The method executePendingTasks() doesn't conform to the Open-Closed Principle, because it cannot be closed against new task implementations. If your client suddenly comes up, asking you to extend the task manager module, to start handling a new task -- this is always happening and since we're all agile, we're ready to handle it eh? -- so this method will always have to be modified to support a new task. This can be easily done by inserting a new case statement, but it's far from an elegant solution.

Unfortunately most of developers follow this approach, the easier one (seemingly), specially when dealing with legacy code, when the solution is already "thought". All they have to do is follow the way the implementation has been done, not assessing it. Eventually, the code ends up with a huge number of lines (eighteen case statements in my case) and at that time, luckily, maybe a sensible developer will realize the code oddity and will try to improve its quality.

In the following excerpt, I'm showing the solution I gave to the problem, conforming to the OCP. Summarizing, the Task class is now abstract and I included an abstract method called execute(). Following this approach, ALL new tasks being created will be derivatives of this abstract class, providing their implementations of the execute() method.

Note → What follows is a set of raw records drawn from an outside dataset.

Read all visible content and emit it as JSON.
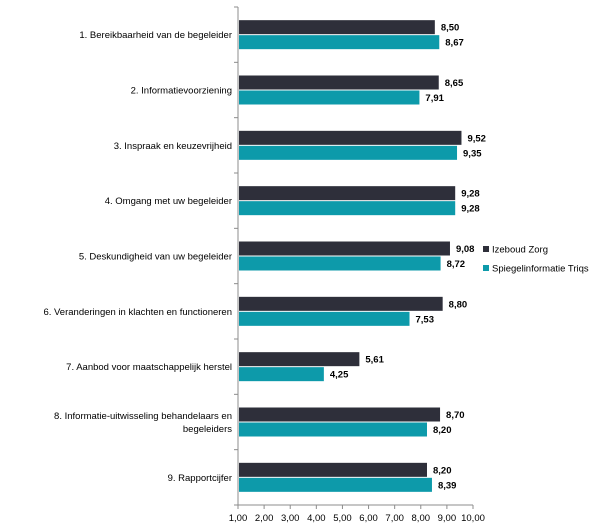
{
  "chart_data": {
    "type": "bar",
    "orientation": "horizontal",
    "categories": [
      [
        "1. Bereikbaarheid van de begeleider"
      ],
      [
        "2. Informatievoorziening"
      ],
      [
        "3. Inspraak en keuzevrijheid"
      ],
      [
        "4. Omgang met uw begeleider"
      ],
      [
        "5. Deskundigheid van uw begeleider"
      ],
      [
        "6. Veranderingen in klachten en functioneren"
      ],
      [
        "7. Aanbod voor maatschappelijk herstel"
      ],
      [
        "8. Informatie-uitwisseling behandelaars en",
        "begeleiders"
      ],
      [
        "9. Rapportcijfer"
      ]
    ],
    "series": [
      {
        "name": "Izeboud Zorg",
        "color": "#2e2f3a",
        "values": [
          8.5,
          8.65,
          9.52,
          9.28,
          9.08,
          8.8,
          5.61,
          8.7,
          8.2
        ],
        "labels": [
          "8,50",
          "8,65",
          "9,52",
          "9,28",
          "9,08",
          "8,80",
          "5,61",
          "8,70",
          "8,20"
        ]
      },
      {
        "name": "Spiegelinformatie Triqs",
        "color": "#0d9aaa",
        "values": [
          8.67,
          7.91,
          9.35,
          9.28,
          8.72,
          7.53,
          4.25,
          8.2,
          8.39
        ],
        "labels": [
          "8,67",
          "7,91",
          "9,35",
          "9,28",
          "8,72",
          "7,53",
          "4,25",
          "8,20",
          "8,39"
        ]
      }
    ],
    "xlim": [
      1.0,
      10.0
    ],
    "xticks": [
      1,
      2,
      3,
      4,
      5,
      6,
      7,
      8,
      9,
      10
    ],
    "xtick_labels": [
      "1,00",
      "2,00",
      "3,00",
      "4,00",
      "5,00",
      "6,00",
      "7,00",
      "8,00",
      "9,00",
      "10,00"
    ],
    "legend": [
      "Izeboud Zorg",
      "Spiegelinformatie Triqs"
    ],
    "legend_position": "right",
    "title": "",
    "xlabel": "",
    "ylabel": ""
  }
}
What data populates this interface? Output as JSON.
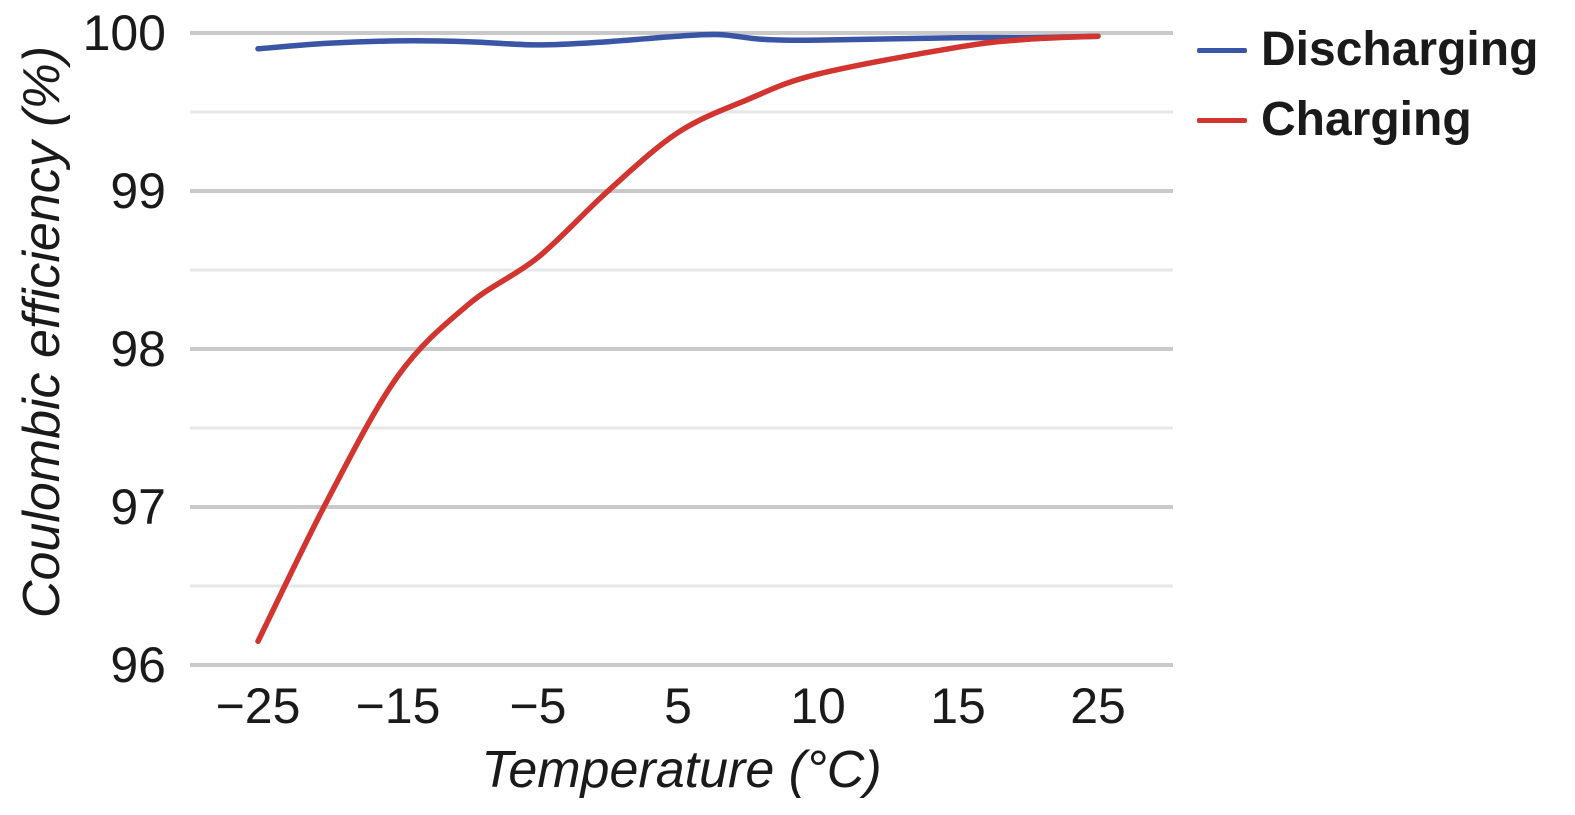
{
  "colors": {
    "background": "#ffffff",
    "grid_major": "#c9c9c9",
    "grid_minor": "#e7e7e7",
    "text": "#1a1a1a",
    "discharging_line": "#3a55a5",
    "charging_line": "#d23430"
  },
  "chart_data": {
    "type": "line",
    "title": "",
    "xlabel": "Temperature (°C)",
    "ylabel": "Coulombic efficiency (%)",
    "x_axis_type": "categorical-equal-spacing",
    "x_tick_values": [
      -25,
      -15,
      -5,
      5,
      10,
      15,
      25
    ],
    "x_tick_labels": [
      "−25",
      "−15",
      "−5",
      "5",
      "10",
      "15",
      "25"
    ],
    "ylim": [
      96,
      100
    ],
    "y_major_ticks": [
      100,
      99,
      98,
      97,
      96
    ],
    "y_tick_labels": [
      "100",
      "99",
      "98",
      "97",
      "96"
    ],
    "y_minor_gridlines": [
      99.5,
      98.5,
      97.5,
      96.5
    ],
    "grid": "horizontal-only",
    "legend": {
      "position": "top-right",
      "entries": [
        {
          "label": "Discharging",
          "color": "#3a55a5"
        },
        {
          "label": "Charging",
          "color": "#d23430"
        }
      ]
    },
    "series": [
      {
        "name": "Discharging",
        "color": "#3a55a5",
        "points": [
          [
            -25,
            99.9
          ],
          [
            -20,
            99.935
          ],
          [
            -15,
            99.95
          ],
          [
            -10,
            99.945
          ],
          [
            -5,
            99.925
          ],
          [
            0,
            99.945
          ],
          [
            5,
            99.98
          ],
          [
            6.5,
            99.99
          ],
          [
            8,
            99.96
          ],
          [
            10,
            99.955
          ],
          [
            15,
            99.97
          ],
          [
            20,
            99.97
          ],
          [
            25,
            99.98
          ]
        ]
      },
      {
        "name": "Charging",
        "color": "#d23430",
        "points": [
          [
            -25,
            96.15
          ],
          [
            -20,
            97.05
          ],
          [
            -15,
            97.83
          ],
          [
            -10,
            98.28
          ],
          [
            -5,
            98.58
          ],
          [
            0,
            99.0
          ],
          [
            5,
            99.37
          ],
          [
            7.5,
            99.58
          ],
          [
            10,
            99.74
          ],
          [
            15,
            99.91
          ],
          [
            20,
            99.96
          ],
          [
            25,
            99.98
          ]
        ]
      }
    ]
  }
}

public class abstract Task {
    public abstract void execute();
}
public class ComputeTrophiesTask extends Task {
    public void execute() {
        // logic to compute trophies...
    }
}
public class ComputeStatisticsTask extends Task {
    public void execute() {
        // logic to compute statistics...
    }
}

And from now on, to our task manager, executing the pending tasks has became much easier. All it has to do is go through each of them and invoke their execute() method, resulting a cleaner, decoupled and non-intrusive code.

public class TaskManager {

    public List pendingTasks;

    public void executePendingTasks() {
        for (Task task : pendingTasks) {
            task.execute();
        }
    }
}

Now if we want to extend executePendingTasks() to start executing any other new task, all we need to do is create a new derivative of the Task class. This method is now conforming to the Open-Closed Principle. Its behaviour can be extended but its implementation doesn't change.